We can also see how the prediction curve fits with the data:

xs = np.linspace(-40,40,500)
ys = logreg.predict_proba([[x] for x in xs])
ys = [y[1] for y in ys]

plt.plot(training_data.massey_diff, training_data.label, 'ok', alpha=0.03)

Again, the idea is minimize the total least squared distance between the curve and the points and looks like this curve might do a reasonable job.
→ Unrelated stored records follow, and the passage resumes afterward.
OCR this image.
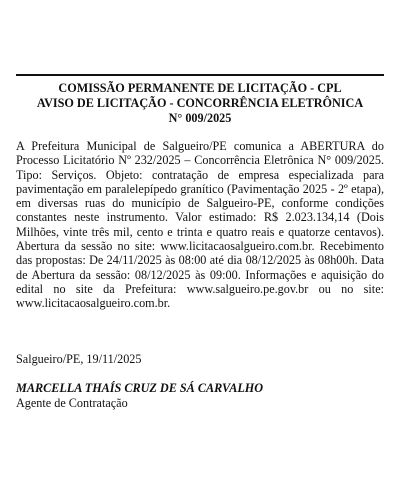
COMISSÃO PERMANENTE DE LICITAÇÃO - CPL
AVISO DE LICITAÇÃO - CONCORRÊNCIA ELETRÔNICA
N° 009/2025

A Prefeitura Municipal de Salgueiro/PE comunica a ABERTURA do Processo Licitatório Nº 232/2025 – Concorrência Eletrônica N° 009/2025. Tipo: Serviços. Objeto: contratação de empresa especializada para pavimentação em paralelepípedo granítico (Pavimentação 2025 - 2º etapa), em diversas ruas do município de Salgueiro-PE, conforme condições constantes neste instrumento. Valor estimado: R$ 2.023.134,14 (Dois Milhões, vinte três mil, cento e trinta e quatro reais e quatorze centavos). Abertura da sessão no site: www.licitacaosalgueiro.com.br. Recebimento das propostas: De 24/11/2025 às 08:00 até dia 08/12/2025 às 08h00h. Data de Abertura da sessão: 08/12/2025 às 09:00. Informações e aquisição do edital no site da Prefeitura: www.salgueiro.pe.gov.br ou no site: www.licitacaosalgueiro.com.br.

Salgueiro/PE, 19/11/2025
MARCELLA THAÍS CRUZ DE SÁ CARVALHO
Agente de Contratação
Of course, the idea is to apply this tool to the current 2024 season. Here are this years tournament teams, together with their Massey ratings:

seeds = pd.read_csv('https://www.marksmath.org/data/seeds2024.csv')
seeds.index = range(1,len(seeds)+1)
TeamName massey_rating
1 Houston 26.719731
2 Arizona 25.708375
3 Purdue 25.138448
4 Connecticut 25.080604
5 Auburn 23.691429
... ... ...
64 Stetson -4.132888
65 Montana St -4.205119
66 Howard -8.112068
67 Grambling -9.799923
68 Wagner -10.431391

68 rows × 2 columns

Note that both of North Carolina’s potential first round opponents, Howard and Wagoner, appear near the bottom. Let’s find UNC, who oughtta be in the top 10 at least:

TeamName massey_rating
1 Houston 26.719731
2 Arizona 25.708375
3 Purdue 25.138448
4 Connecticut 25.080604
5 Auburn 23.691429
6 Iowa St 23.380963
7 Tennessee 22.152318
8 Alabama 21.469345
9 North Carolina 21.359366
10 BYU 20.726570

So here’s our estimated probability that UNC would beat Howard:

logreg.predict_proba([[21.359366 - (-8.112068)]])
array([[0.03995772, 0.96004228]])

Thus, the model predicts that UNC has 96% chance of winning that game, which seems a bit low but not totally crazy either.

Final comments

While our prediction for UNC over Howard is not as confident as it should be, don’t forget that this is the first most basic attempt machine prediction in machine learning. There’s a lot more that can be done with logistic regression. Perhaps, the biggest thing is that it can take more variables into account, like

  • Other numeric data such as
    • Win/loss percentages,
    • Offensive/defensive efficiency metrics
    • Difference between seed numbers
    • Other rating systems
  • Categorical data such as conference

If we simply add conference and seed difference as variables, then we would expect our prediction that UNC (a 1 seed in the ACC) should beat Howard (a 16 seed in the MEAC) would improve greatly.

To verify this, the typical work flow breaks the historical data up into training data and testing data so that we gauge how well the algorithm works. SciKit Learn provides an automated pipeline for this purpose. SciKit Learn also provides a workflow for Neural Networks with a consistent command structure.